The Government has asked its citizens to consider the tax system as a whole, which penalises high-income earners with high-end properties the most. They also make up a large portion of those who contribute to GST, though it may not be a large part of their household income.

Lower-income households (with an annual income of less than $20,000) do not pay income tax and although the GST eats up more of their income, the GST vouchers and other rebates they receive help to offset the tax. They are also more subsidised than others, for example, in healthcare subsidies. Plus, access to better schemes like the Silver Support programme is regulated with means tests on income and age to ensure benefits are kept for the needy.

Looking at the overall balance of taxes and transfers, lower- and middle-income households receive more benefits from transfers and subsidies than what they pay in taxes, according to the most recent chart tabulated by the Finance ministry.

For the five year period of 2011 to 2015, the top 20 per cent of households in income level contributed to 54.9 per cent of taxes, while the bottom 20 per cent only paid 8.7 per cent of taxes. Furthermore, the bottom 20 per cent of households received 26.4 per cent of transfers.

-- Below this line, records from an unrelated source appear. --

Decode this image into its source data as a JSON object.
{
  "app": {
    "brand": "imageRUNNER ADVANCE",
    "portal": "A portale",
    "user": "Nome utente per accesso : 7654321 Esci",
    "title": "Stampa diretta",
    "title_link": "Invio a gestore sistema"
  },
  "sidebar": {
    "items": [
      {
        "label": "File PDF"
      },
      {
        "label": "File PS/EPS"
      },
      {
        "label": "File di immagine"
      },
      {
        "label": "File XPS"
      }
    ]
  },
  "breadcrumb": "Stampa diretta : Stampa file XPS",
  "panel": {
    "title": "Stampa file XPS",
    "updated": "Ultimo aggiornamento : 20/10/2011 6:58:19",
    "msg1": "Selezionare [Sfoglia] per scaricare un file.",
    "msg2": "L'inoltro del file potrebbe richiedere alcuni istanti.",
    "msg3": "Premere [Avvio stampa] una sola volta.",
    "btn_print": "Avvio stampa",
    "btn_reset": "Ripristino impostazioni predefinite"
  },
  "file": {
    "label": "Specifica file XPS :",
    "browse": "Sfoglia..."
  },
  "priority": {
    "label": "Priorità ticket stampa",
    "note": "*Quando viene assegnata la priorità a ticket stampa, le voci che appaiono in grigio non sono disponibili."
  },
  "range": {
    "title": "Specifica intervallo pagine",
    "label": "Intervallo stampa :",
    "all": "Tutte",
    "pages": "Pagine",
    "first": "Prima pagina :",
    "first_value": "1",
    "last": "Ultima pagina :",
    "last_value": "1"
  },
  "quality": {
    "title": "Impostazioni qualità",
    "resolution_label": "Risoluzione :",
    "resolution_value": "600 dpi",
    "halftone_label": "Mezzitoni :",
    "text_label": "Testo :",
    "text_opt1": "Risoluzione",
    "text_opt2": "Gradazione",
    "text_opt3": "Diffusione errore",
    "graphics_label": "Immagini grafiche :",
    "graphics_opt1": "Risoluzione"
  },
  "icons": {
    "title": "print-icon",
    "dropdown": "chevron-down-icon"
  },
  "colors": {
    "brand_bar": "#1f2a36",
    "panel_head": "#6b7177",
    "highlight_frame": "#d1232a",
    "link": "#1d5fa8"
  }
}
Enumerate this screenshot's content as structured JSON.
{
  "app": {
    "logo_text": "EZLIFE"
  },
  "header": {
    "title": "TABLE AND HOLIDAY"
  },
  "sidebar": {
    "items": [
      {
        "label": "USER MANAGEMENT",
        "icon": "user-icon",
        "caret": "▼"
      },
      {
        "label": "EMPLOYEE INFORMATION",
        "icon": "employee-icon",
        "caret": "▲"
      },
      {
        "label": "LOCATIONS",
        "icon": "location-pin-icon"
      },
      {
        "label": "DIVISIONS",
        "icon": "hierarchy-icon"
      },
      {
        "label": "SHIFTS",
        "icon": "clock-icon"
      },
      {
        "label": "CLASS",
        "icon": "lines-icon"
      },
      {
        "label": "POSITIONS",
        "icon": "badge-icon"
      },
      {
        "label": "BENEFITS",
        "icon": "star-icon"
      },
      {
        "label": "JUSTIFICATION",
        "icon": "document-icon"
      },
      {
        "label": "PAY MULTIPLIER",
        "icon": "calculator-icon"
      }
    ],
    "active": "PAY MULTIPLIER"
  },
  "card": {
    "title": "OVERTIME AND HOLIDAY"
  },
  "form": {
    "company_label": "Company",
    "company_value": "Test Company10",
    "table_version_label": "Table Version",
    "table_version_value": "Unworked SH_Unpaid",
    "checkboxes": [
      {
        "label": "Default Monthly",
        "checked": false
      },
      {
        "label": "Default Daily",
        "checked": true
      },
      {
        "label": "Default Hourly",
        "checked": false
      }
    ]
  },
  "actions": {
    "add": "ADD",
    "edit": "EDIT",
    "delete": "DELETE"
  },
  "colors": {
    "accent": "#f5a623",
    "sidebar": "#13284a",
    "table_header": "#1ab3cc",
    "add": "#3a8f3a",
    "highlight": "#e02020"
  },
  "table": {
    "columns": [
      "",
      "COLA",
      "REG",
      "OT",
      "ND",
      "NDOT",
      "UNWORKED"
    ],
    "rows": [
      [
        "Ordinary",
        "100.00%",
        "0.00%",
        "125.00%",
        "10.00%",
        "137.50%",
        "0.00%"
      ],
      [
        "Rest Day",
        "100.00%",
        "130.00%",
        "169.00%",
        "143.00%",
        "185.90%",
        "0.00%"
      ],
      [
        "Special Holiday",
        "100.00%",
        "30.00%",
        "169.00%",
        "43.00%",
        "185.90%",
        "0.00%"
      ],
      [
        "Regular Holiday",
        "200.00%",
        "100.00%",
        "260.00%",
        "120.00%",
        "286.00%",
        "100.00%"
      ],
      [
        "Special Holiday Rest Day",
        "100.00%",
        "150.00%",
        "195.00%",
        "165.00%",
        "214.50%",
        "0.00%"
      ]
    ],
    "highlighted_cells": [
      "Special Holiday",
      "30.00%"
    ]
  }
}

That can be done but someone has to pay the debt in time. The burden for recurrent spending would then be shifted to future generations. Mr Heng thinks that this approach is better for big lump-sum projects that give returns further along in time, like the Changi East development and Cross Island line. For example, the upcoming Terminal 5 (T5), part of the Changi East development, is estimated to cost around $10 billion.

These huge expenditures will benefit generations of Singaporeans, making it fairer and more efficient to be funded in this manner. This could apply to other large projects to mitigate the effects of climate change as well.

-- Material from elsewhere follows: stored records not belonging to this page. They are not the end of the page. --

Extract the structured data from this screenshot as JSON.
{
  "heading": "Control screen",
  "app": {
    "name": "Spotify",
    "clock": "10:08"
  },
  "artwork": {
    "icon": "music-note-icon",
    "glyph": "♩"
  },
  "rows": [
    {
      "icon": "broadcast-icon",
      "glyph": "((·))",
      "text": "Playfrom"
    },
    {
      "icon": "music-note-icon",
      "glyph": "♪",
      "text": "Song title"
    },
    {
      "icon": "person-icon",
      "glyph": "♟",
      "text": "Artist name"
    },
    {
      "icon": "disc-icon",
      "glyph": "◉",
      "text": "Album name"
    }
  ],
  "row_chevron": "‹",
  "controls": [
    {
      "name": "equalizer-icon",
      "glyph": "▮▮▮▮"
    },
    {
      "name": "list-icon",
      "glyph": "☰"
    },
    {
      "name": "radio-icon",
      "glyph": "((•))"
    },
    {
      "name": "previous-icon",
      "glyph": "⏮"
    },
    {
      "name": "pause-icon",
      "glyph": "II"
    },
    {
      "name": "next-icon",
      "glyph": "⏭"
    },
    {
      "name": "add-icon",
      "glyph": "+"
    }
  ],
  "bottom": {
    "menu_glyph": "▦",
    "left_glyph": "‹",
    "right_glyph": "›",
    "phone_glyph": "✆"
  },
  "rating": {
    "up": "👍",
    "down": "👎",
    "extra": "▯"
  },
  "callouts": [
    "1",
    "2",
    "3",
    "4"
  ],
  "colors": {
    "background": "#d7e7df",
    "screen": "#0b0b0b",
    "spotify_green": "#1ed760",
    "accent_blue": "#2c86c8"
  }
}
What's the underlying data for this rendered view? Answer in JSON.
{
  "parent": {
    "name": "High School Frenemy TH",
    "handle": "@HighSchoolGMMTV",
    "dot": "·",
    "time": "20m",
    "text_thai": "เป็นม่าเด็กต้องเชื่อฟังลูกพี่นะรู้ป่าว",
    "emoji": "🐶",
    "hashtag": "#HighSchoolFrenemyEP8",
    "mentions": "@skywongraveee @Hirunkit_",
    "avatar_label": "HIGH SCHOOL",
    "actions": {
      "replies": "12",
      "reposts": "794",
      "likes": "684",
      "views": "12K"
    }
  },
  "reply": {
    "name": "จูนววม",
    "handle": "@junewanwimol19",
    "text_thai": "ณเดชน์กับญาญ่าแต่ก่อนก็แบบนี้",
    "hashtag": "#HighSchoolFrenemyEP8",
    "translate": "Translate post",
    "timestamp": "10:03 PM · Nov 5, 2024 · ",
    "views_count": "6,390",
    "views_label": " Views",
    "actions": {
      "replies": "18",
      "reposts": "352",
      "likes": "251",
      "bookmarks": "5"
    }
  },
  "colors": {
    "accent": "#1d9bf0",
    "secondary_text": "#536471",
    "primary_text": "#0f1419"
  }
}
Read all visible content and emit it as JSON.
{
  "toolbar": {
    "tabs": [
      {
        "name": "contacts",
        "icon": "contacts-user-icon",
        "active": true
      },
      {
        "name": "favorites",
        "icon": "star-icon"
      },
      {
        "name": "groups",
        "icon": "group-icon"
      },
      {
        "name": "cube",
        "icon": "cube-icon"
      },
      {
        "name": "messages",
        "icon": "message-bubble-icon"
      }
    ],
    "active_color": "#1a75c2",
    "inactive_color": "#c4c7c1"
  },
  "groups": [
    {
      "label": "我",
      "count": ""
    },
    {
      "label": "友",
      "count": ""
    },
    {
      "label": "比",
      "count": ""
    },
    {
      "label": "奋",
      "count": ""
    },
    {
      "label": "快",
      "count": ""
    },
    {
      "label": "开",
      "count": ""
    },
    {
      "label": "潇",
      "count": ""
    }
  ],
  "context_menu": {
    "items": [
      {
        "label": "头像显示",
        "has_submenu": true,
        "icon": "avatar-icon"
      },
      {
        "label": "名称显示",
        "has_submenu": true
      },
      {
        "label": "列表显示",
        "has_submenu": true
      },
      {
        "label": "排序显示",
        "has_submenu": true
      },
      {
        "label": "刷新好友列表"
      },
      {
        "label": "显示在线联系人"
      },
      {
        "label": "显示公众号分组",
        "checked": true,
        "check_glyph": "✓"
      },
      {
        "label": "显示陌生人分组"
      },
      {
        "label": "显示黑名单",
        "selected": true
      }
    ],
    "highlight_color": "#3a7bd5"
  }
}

Whatever is announced today, you can expect some unhappiness or, at the very least, resignation. Perhaps, attention will be focused instead on the care package that has been promised to alleviate cost of living and business costs that go up because of the Covid-19 outbreak.

Mr Heng put out an intriguing Facebook post last night, suggesting that the reserves could be touched to help the economy ride out the impact of the virus outbreak. It wasn’t clear if he meant past reserves, which would require presidential assent. This current term of Government has so far amassed $15 billion in surpluses, which would have to be used first. Mr Heng might well make a distinction between coming up with the care package for the more immediate relief, and raising the GST as a longer-term strategy which Singapore should stay on course for.

The Government has acknowledged that announcing the proposed tax rise so early could be politically damaging. It also gives the opposition ammunition to paint the Government as uncaring of people’s needs. Because of the complexity of the subject, it is easier to sway people with slogans such as No to GST rise. Perhaps, the Government should have its own slogan too although it would take some doing to factor in all the ramifications of a GST rise into a pithy soundbite.